Paragraph 12.2 of the Third Round Concession Agreement sets forth the contents of the unitization agreement: (a) description of the unitized area, (b) identification of the operator, (c) participation percentages of participants, (d) plan of development, (e) payment of participations, and (f) all other items typically covered in a unitization agreement based on best practices in the oil and gas industry. ANP may permit an operator from an adjacent area to undertake evaluation activities with the approval of all interested parties.
If requested ANP may, but is not required to, act as mediator with respect to the negotiation of the unitization agreement. If a concessionaire enters into a unitization agreement, ANP shall have 60 days from the receipt of the executed agreement in which to request amendments which ANP deems advisable. No response from ANP is deemed to be approval. If ANP requests amendments, the concessionaire and the other interested parties shall have 60 days from the date the request was made to submit to ANP appropriate modifications. After a unitization agreement becomes effective and has been approved, all further amendments are subject to the consent of ANP.
An operator of a unitized field must hold a minimum participation of 15 percent contrasted to a 30 percent requirement for non-unitized fields.

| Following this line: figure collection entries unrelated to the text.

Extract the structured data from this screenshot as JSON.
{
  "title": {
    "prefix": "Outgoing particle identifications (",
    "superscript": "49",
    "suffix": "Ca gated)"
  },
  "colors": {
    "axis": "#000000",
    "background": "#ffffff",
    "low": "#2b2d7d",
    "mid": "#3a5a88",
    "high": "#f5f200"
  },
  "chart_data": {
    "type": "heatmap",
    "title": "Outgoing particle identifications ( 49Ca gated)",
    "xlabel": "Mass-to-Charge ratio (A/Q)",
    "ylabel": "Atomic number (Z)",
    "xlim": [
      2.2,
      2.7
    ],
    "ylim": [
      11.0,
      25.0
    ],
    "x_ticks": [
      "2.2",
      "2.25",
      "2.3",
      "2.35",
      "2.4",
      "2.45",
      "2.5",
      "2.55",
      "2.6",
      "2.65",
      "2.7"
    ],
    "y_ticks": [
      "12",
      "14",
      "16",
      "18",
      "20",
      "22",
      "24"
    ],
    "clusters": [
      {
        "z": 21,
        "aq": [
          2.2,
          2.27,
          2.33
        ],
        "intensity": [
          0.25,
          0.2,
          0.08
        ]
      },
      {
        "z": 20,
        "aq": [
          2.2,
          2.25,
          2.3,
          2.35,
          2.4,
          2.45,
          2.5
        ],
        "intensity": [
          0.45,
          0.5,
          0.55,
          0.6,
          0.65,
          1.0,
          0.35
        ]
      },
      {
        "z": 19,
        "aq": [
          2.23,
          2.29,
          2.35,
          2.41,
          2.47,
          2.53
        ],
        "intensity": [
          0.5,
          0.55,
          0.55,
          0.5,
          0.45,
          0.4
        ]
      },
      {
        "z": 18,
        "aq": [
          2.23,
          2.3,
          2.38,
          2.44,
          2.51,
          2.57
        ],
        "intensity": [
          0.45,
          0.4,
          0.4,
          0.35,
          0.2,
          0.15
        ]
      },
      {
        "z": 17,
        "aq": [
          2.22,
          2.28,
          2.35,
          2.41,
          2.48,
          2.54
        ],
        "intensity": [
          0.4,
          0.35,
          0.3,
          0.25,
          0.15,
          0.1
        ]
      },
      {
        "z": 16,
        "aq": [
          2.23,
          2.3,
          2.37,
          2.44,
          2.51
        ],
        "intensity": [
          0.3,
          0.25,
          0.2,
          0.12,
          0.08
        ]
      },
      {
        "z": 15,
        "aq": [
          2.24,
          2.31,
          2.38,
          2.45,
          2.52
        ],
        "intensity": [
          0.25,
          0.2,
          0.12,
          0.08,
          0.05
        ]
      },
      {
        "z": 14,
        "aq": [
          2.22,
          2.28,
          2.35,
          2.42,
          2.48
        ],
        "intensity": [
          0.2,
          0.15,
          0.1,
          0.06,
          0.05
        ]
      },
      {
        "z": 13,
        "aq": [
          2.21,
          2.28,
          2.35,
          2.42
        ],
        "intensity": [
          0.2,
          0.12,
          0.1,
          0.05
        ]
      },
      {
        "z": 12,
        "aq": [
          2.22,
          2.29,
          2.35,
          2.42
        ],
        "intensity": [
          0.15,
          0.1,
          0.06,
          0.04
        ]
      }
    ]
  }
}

To enable pools that straddle multiple concessions (host government contracts) to be efficiently developed and produced, states have or are enacting legislation that encourages and, in some instances, mandates the creation of units. This state action must be balanced against the rights of individual concession owners to freely operate their property (whether this be a direct interest in the oil and gas or a contract right to develop and produce the oil and gas). Outside the United States and the United Kingdom, unitization is a relatively new phenomenon, and the rules are just now beginning to coalesce. The interplay between government rules and the conflict associated with the negotiation of unit sharing arrangements among the various participating parties in multiple concessions makes for some complicated arrangements that involve, among other factors: subsurface geotechnical and engineering, surface engineering, construction and operations, economics, market predictions, negotiations and drafting.